Casemodding is an art almost as multidisciplinary as aeromodeling.
Behold, two essays in this modern medium.
1983. Sinclair ZX81 (the original British import, not the wussy Timex) mobo.
.
Add-ons:
- Commodore
SuperPet case
(designed at the U. of Waterloo, which I attended right after finishing this)
- 16K RAM expansion
- Thermal printer (not shown, but fits in the case where extra 16K's are stashed here)
- Full-size keyboard of mysterious provenance, rewired (not shown)
- 8-channel memory-mapped I/O board, soldered point-to-point
- 8-channel analog I/O: mechanical relays, trim pots, separate power supply
- Toggle switch to play or record to external cassette deck
- 120V power strip
The ZX81 itself I bought new from Arkon Electronics, Queen St W, Toronto.

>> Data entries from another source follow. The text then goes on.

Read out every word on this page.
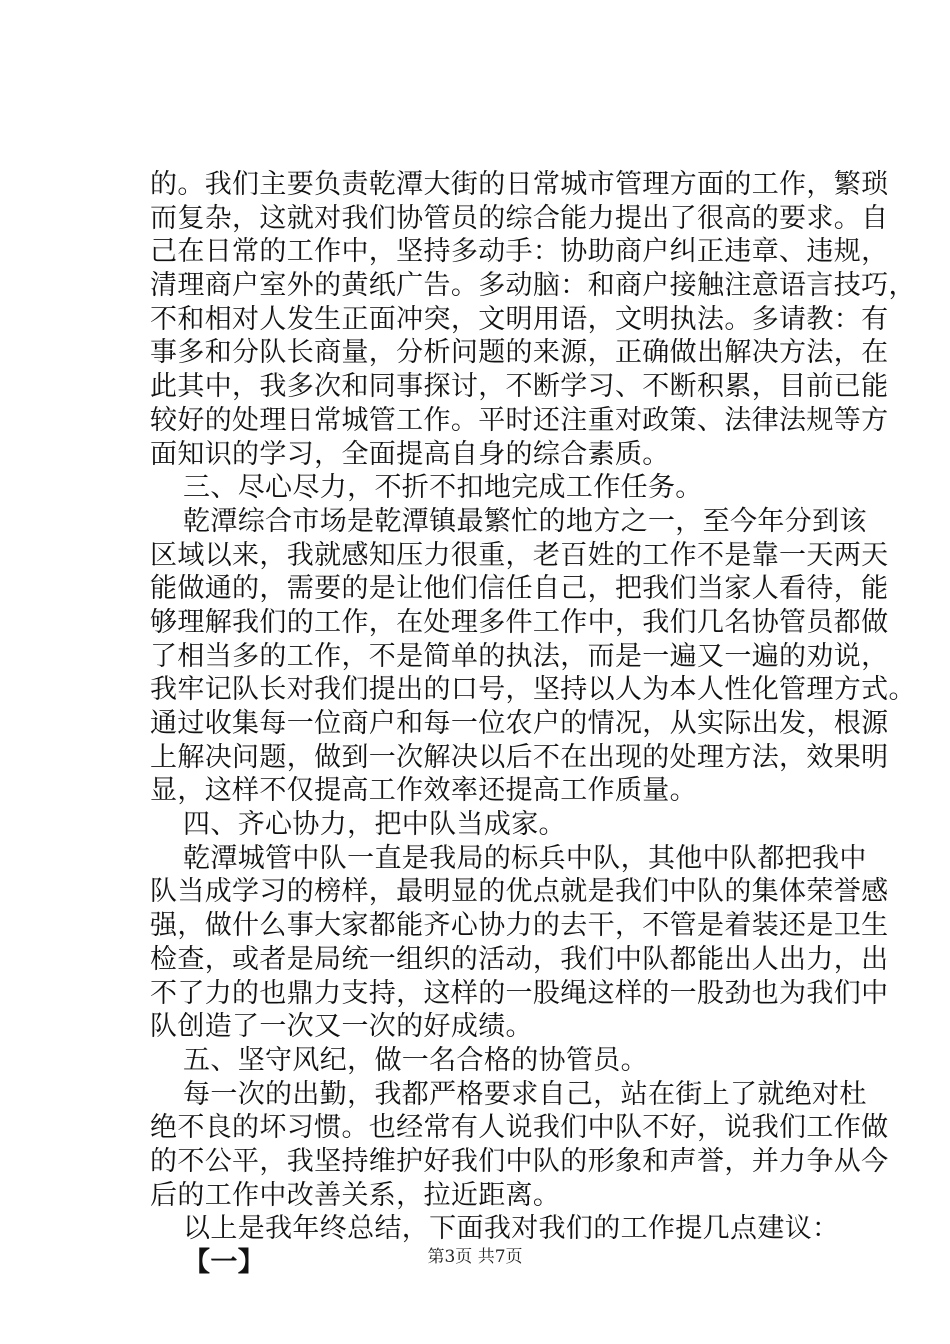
的。我们主要负责乾潭大街的日常城市管理方面的工作，繁琐
而复杂，这就对我们协管员的综合能力提出了很高的要求。自
己在日常的工作中，坚持多动手：协助商户纠正违章、违规，
清理商户室外的黄纸广告。多动脑：和商户接触注意语言技巧，
不和相对人发生正面冲突，文明用语，文明执法。多请教：有
事多和分队长商量，分析问题的来源，正确做出解决方法，在
此其中，我多次和同事探讨，不断学习、不断积累，目前已能
较好的处理日常城管工作。平时还注重对政策、法律法规等方
面知识的学习，全面提高自身的综合素质。
三、尽心尽力，不折不扣地完成工作任务。
乾潭综合市场是乾潭镇最繁忙的地方之一，至今年分到该
区域以来，我就感知压力很重，老百姓的工作不是靠一天两天
能做通的，需要的是让他们信任自己，把我们当家人看待，能
够理解我们的工作，在处理多件工作中，我们几名协管员都做
了相当多的工作，不是简单的执法，而是一遍又一遍的劝说，
我牢记队长对我们提出的口号，坚持以人为本人性化管理方式。
通过收集每一位商户和每一位农户的情况，从实际出发，根源
上解决问题，做到一次解决以后不在出现的处理方法，效果明
显，这样不仅提高工作效率还提高工作质量。
四、齐心协力，把中队当成家。
乾潭城管中队一直是我局的标兵中队，其他中队都把我中
队当成学习的榜样，最明显的优点就是我们中队的集体荣誉感
强，做什么事大家都能齐心协力的去干，不管是着装还是卫生
检查，或者是局统一组织的活动，我们中队都能出人出力，出
不了力的也鼎力支持，这样的一股绳这样的一股劲也为我们中
队创造了一次又一次的好成绩。
五、坚守风纪，做一名合格的协管员。
每一次的出勤，我都严格要求自己，站在街上了就绝对杜
绝不良的坏习惯。也经常有人说我们中队不好，说我们工作做
的不公平，我坚持维护好我们中队的形象和声誉，并力争从今
后的工作中改善关系，拉近距离。
以上是我年终总结，下面我对我们的工作提几点建议：
【一】	第3页 共7页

All the rest came a few doors east from Active Surplus over the next few years.
Given the hours I spent there, they should have awarded me a degree.
2008. Blackmac. Silent (diskless, fanless) media PC.
.
- Case from a Mac SE retired in 2002 by Prof.
Kevin Doak. Domo arigato.
(Its power supply lives on as well, powering several li-poly battery chargers for my
airplanes. (2017 update: the power supply finally expired, with a loud bang.))
- 1 GB 600 MHz mini-itx mobo (ancient Via EPIAM II, bios 1.35,
chosen for compatibility with linux distro MythTV,
which turned out to be a poor choice for this)
- Mini-box cable-less 70W PSU
- "Super 80" ebay-hongkong LCD TV, which happened to have a VGA input. 640x480, not 800x600 as the vendor claims.
- TV powered from mobo's PSU, not the stock wall wart
- Primer: Raka laminating epoxy, with TAP Plastics black pigment to reveal coverage.
- Paint: cheap Rustoleum brushed base coat, two rattlecan coats of gloss Krylon, then generic car-parts-store polish.
- DSL Linux boots diskless from a basement server.
- Firefox hosts free Squeezebox software,
streaming mp3s from said server to xmms,
thence to line-out and the living-room stereo.